Prophets and priests transgress like humans
For I desired mercy, and not sacrifice; and the knowledge of God more than burnt offerings. But they like men have transgressed the covenant: there have they dealt treacherously against me.
Hosea 6:6-7
Gilead is a city of them that work iniquity, and is polluted with blood. (Hosea 6:8) And as troops of robbers wait for a man, so the company of priests murder in the way by consent: for they commit lewdness. (Hosea 6:9)
Hosea 6:8-9
Two places of opportunity were provided for the covenant to become at least expedient if not fulfilled: the sacrificial services and the medical practices of Gilead. There is supposed to a balm in Gilead (Jeremiah 8:22, 46:11, 51:8). Rather rather than burnt offerings there might have been mercy. We know who made the decisions about the worshipper’s expenses for sacrifices. Every sin by a priest (reported) required a bull. A ram might do, or two doves and two pigeons might suffice for a person with less means (Lev. 5:7). We can see how the practice of selling animals as a part of the temple service was vulnerable to filthy captialism.
Prostitition sinks the ship
Horrific things were happening elsewhere too. In Judah the effect of a broken down marriage, due to partner defilement, was in full view in New Testament times.
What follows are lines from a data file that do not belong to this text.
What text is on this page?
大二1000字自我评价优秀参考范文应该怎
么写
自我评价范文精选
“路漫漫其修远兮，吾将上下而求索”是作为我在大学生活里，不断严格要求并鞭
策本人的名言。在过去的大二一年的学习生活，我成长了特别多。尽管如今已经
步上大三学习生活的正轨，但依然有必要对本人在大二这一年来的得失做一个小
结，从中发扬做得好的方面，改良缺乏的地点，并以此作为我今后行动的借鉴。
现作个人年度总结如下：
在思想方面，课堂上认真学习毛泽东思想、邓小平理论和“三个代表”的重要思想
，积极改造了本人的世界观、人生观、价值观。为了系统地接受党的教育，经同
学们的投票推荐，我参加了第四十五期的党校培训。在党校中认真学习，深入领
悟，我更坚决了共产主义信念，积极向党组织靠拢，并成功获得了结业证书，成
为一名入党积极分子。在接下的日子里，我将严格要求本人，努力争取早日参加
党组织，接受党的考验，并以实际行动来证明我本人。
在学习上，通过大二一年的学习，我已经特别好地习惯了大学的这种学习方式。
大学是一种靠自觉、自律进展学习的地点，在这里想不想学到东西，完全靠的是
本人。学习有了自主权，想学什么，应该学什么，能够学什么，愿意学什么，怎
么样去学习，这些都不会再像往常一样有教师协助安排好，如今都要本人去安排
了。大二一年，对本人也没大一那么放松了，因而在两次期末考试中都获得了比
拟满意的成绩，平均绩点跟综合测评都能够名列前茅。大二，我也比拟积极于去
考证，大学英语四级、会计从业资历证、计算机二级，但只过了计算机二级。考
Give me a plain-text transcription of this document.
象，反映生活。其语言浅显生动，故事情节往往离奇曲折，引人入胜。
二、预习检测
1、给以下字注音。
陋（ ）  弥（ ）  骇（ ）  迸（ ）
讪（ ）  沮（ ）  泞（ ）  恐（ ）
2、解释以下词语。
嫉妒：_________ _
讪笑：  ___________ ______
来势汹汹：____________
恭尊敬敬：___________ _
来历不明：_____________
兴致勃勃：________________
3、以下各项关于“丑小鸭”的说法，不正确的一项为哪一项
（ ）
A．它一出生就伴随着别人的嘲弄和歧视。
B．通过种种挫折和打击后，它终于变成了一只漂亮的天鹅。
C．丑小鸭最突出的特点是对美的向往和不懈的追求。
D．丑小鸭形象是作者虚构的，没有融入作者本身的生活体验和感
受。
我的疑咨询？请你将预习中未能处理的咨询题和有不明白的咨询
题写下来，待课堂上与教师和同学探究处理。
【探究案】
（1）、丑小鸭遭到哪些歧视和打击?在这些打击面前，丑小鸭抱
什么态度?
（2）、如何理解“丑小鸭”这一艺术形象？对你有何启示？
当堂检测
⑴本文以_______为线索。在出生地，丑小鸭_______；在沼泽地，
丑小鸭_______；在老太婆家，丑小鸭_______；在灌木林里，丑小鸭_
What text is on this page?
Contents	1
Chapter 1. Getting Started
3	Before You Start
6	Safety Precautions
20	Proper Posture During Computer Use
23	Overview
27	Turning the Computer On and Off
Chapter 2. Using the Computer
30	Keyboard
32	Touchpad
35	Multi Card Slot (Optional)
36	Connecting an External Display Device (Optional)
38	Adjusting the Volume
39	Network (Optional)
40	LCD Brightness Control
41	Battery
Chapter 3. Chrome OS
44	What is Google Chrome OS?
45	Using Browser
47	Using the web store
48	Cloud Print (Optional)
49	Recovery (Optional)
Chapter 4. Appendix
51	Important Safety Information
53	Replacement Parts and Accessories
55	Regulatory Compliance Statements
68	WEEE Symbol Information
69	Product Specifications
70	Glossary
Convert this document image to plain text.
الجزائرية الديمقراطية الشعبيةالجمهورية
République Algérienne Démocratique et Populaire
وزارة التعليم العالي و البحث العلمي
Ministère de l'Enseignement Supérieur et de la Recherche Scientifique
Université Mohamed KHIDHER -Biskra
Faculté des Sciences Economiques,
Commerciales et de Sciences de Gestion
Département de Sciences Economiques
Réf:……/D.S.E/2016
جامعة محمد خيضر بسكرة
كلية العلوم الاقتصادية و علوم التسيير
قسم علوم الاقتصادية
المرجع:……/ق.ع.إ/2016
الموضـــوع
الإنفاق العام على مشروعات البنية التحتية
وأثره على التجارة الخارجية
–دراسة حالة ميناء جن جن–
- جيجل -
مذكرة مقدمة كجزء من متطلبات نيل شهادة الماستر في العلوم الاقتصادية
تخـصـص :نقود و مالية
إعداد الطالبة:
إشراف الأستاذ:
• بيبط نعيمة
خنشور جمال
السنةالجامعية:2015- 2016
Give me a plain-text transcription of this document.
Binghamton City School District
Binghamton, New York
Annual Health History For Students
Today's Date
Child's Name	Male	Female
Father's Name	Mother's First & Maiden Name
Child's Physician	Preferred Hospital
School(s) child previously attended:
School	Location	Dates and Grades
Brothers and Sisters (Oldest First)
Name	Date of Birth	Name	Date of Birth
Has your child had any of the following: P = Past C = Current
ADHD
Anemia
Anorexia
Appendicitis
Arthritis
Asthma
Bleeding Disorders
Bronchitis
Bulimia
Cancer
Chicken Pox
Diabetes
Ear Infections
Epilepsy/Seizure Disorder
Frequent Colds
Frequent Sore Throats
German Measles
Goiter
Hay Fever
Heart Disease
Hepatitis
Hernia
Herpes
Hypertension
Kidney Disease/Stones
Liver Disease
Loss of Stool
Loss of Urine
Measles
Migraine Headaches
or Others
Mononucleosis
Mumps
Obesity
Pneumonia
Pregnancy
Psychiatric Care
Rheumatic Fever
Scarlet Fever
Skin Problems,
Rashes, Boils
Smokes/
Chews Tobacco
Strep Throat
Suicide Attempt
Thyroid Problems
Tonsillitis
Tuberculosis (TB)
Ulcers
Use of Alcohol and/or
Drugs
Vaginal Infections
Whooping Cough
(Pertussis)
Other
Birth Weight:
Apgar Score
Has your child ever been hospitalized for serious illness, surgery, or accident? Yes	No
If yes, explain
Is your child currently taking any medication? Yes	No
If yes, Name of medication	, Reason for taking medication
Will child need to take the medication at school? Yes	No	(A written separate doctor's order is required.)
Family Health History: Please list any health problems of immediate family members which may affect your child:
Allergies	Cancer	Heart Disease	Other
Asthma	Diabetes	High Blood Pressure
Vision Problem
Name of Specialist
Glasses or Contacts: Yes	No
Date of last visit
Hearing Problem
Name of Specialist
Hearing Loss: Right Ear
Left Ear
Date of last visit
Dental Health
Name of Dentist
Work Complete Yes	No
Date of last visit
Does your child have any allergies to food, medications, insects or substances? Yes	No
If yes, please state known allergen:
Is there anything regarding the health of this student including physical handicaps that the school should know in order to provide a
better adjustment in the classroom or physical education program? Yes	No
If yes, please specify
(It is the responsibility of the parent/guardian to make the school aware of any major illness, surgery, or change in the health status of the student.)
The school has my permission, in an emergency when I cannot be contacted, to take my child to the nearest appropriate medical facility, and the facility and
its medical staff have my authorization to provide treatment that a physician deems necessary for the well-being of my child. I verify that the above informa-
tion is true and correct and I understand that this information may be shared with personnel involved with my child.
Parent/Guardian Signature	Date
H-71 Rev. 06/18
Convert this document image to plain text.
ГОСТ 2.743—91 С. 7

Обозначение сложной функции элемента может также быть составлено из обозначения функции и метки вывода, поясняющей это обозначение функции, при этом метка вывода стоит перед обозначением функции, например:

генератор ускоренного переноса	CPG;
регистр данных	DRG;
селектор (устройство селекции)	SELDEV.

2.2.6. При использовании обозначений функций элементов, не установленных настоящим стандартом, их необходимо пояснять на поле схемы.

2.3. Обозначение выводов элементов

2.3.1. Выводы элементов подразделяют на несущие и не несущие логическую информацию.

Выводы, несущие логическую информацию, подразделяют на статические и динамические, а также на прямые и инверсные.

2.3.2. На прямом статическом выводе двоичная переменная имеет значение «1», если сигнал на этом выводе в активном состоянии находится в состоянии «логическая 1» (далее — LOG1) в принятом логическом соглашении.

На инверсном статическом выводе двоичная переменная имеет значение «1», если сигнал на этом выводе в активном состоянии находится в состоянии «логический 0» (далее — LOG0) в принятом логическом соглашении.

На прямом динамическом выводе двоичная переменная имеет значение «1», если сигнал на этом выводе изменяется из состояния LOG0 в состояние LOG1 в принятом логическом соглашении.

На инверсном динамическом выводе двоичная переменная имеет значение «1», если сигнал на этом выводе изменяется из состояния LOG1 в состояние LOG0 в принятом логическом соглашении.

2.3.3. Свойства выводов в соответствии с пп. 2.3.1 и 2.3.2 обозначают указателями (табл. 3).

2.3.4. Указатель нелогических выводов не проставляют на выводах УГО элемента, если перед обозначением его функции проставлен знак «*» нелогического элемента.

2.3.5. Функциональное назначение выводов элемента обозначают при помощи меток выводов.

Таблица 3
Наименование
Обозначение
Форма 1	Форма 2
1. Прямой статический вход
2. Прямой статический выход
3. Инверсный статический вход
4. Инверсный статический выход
I have seen an horrible thing in the house of Israel: there is the whoredom of Ephraim, Israel is defiled.
Hosea 6:10
There is a tacit resignation to Judah’s stiffneck after end of the exile. When the Persian returned the captivity (reversed the exile) one might have expected the Gentile uncleanness and desire for foreign gods would have ended. It is not surprising that the resistance to God and the sleeping around continued in New Testament times, even as the temple compound became an even more colossal monumental testimony to the people keeping up the marriage appearance. The king was Herod. The king was Caesar.
Also, O Judah, he hath set a harvest for you, when I returned the captivity of my people.
Hosea 6:11
What happens to a defiled wife or even a betrothed partner is assigned in the Law. It is highly unlikely that a couple will want to stay together in such situations. Even though a familiarity with God’s ways and words reveals that we should only say “never” when He says “never” fixing broken things a relationship with a defiled spouse is not happening without a crisis.
“If a man divorces his wife and she goes from him and becomes another man’s wife, will he return to her? Would not that land be greatly polluted? You have played the whore with many lovers; and would you return to me? declares the LORD.
Jeremiah 3:1
Supporting the state of Israel to defy the solution of the Palestinian Problem only goes the affirm that finding a nice girl in the ancient picture of Israel, Judah, or any of the nations is unlikely and improbable. One would have to zoom in in a few seconds of antiquity to find the nice girl. We still believe that where we see shut doors God sees open doors. Where the law depends on prisions the Son of Man imposes liberty. In the modern picture of Judah and the nations it is equally unlikely and improbable to find a nice girl.